AI Hype and “Idiotic” Startups
- Many comments link the ability to raise money for weak ideas to simply adding “AI” to the pitch.
- Some argue most AI investment is now internal to large public companies, not startups; others counter with cited figures showing global VC spend far exceeding FAANG R&D and pointing to large AI-heavy portfolios at major funds and accelerators.
- GPU-credit-heavy “funding” is seen as murky; some call the AI stack a circular, VC-funded pyramid that ultimately funnels real money to hyperscalers.
Venture Capital, Money Flows, and Nepotism
- One detailed theory: institutional money under mandate to seek high-risk returns ends up in VC funds run by people from elite universities, who then fund the children of their peers.
- This is framed as a tax-efficient, generational wealth-transfer system requiring only “greater fools” at the next funding round.
- Others note that with higher interest rates, there’s less pressure to chase speculative startups because bonds and traditional lending again look attractive.
Are Startups a Pump‑and‑Dump Scheme?
- A strongly skeptical view: the startup world mostly chases the “next hotness” (self-driving, VR, EVs, AI, crypto), burns vast resources, and often produces “non‑solutions” to contrived problems.

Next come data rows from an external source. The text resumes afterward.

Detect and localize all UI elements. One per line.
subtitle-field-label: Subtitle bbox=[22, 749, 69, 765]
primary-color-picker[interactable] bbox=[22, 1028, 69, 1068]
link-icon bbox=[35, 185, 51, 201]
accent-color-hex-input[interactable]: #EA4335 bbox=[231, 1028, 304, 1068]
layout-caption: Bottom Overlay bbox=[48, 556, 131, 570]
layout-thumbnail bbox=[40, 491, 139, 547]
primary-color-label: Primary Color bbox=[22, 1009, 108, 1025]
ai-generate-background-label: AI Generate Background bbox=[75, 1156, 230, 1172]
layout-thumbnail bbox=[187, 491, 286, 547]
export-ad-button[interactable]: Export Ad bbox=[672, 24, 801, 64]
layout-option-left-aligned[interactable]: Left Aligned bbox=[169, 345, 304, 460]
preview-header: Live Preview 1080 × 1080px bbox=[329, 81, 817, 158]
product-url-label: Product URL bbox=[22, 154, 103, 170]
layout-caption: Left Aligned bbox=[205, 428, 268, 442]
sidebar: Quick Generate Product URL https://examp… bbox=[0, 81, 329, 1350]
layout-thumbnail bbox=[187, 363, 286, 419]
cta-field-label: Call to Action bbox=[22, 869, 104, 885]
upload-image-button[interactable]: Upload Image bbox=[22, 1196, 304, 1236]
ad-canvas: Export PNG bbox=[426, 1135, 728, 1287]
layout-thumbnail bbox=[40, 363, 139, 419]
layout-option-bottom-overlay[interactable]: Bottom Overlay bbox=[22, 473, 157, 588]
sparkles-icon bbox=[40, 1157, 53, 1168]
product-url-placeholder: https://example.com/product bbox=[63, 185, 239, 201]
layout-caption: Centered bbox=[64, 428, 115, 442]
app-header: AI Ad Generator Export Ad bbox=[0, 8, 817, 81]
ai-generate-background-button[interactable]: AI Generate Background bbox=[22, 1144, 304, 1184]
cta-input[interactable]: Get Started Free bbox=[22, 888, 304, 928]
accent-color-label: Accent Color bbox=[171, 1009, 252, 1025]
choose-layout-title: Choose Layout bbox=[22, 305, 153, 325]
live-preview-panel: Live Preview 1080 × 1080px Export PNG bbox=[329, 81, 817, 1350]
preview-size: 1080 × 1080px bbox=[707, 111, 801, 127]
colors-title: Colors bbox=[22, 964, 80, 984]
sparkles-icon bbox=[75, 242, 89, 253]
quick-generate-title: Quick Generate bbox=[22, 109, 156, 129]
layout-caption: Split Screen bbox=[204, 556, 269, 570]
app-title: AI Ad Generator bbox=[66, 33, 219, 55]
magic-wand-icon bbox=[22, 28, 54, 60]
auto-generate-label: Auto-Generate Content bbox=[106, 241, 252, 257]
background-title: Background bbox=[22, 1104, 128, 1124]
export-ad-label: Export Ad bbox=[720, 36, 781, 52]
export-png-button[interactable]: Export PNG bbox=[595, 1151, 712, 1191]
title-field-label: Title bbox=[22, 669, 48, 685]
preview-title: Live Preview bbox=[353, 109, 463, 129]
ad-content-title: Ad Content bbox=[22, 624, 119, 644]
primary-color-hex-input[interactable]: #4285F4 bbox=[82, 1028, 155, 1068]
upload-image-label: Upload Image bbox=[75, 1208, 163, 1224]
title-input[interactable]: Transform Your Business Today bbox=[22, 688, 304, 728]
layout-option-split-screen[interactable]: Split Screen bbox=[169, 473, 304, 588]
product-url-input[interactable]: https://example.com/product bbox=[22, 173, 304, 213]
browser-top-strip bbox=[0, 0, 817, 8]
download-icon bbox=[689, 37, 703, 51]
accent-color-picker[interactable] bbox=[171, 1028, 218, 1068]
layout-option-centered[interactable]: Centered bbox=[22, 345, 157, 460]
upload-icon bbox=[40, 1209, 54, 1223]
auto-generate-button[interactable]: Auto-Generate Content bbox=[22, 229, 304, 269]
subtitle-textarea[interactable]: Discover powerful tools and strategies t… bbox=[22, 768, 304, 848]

- Counterpoint: a high failure rate is expected and even necessary; like a slime mold exploring a maze, the system keeps the few winners that matter.
Hype Cycles, Technological Value, and Failure
- Debate over whether this model is efficient. Critics call SV startups among the least efficient ways to find real solutions; defenders say, compared with many national projects, VC has produced an impressive run of successful firms.
- Examples cited as meaningful outcomes include major tech and biotech companies, global consumer platforms, fintech/payroll firms, and infrastructure projects.
- Some worry hype actively kills promising tech by rushing immature ideas to market, leading to backlash and funding collapse instead of sustained research.
Housing, ADUs, and Ethical Lines
- A YC‑funded backyard tiny‑home startup sparks argument: one side sees it as turning homeowners into slumlords and pushing poor people into “backyard shacks”; others see it as optional, affordable housing and a bad‑faith caricature to call it exploitation.
Meta and Comic‑Adjacent Asides
- People recall earlier “transparently idiotic” apps (e.g., single‑word messaging) and joke about launching new ones.
- Some argue it’s nearly impossible to reliably distinguish idiotic from visionary early on; many now‑dominant companies originally looked like trivial or duplicate ideas.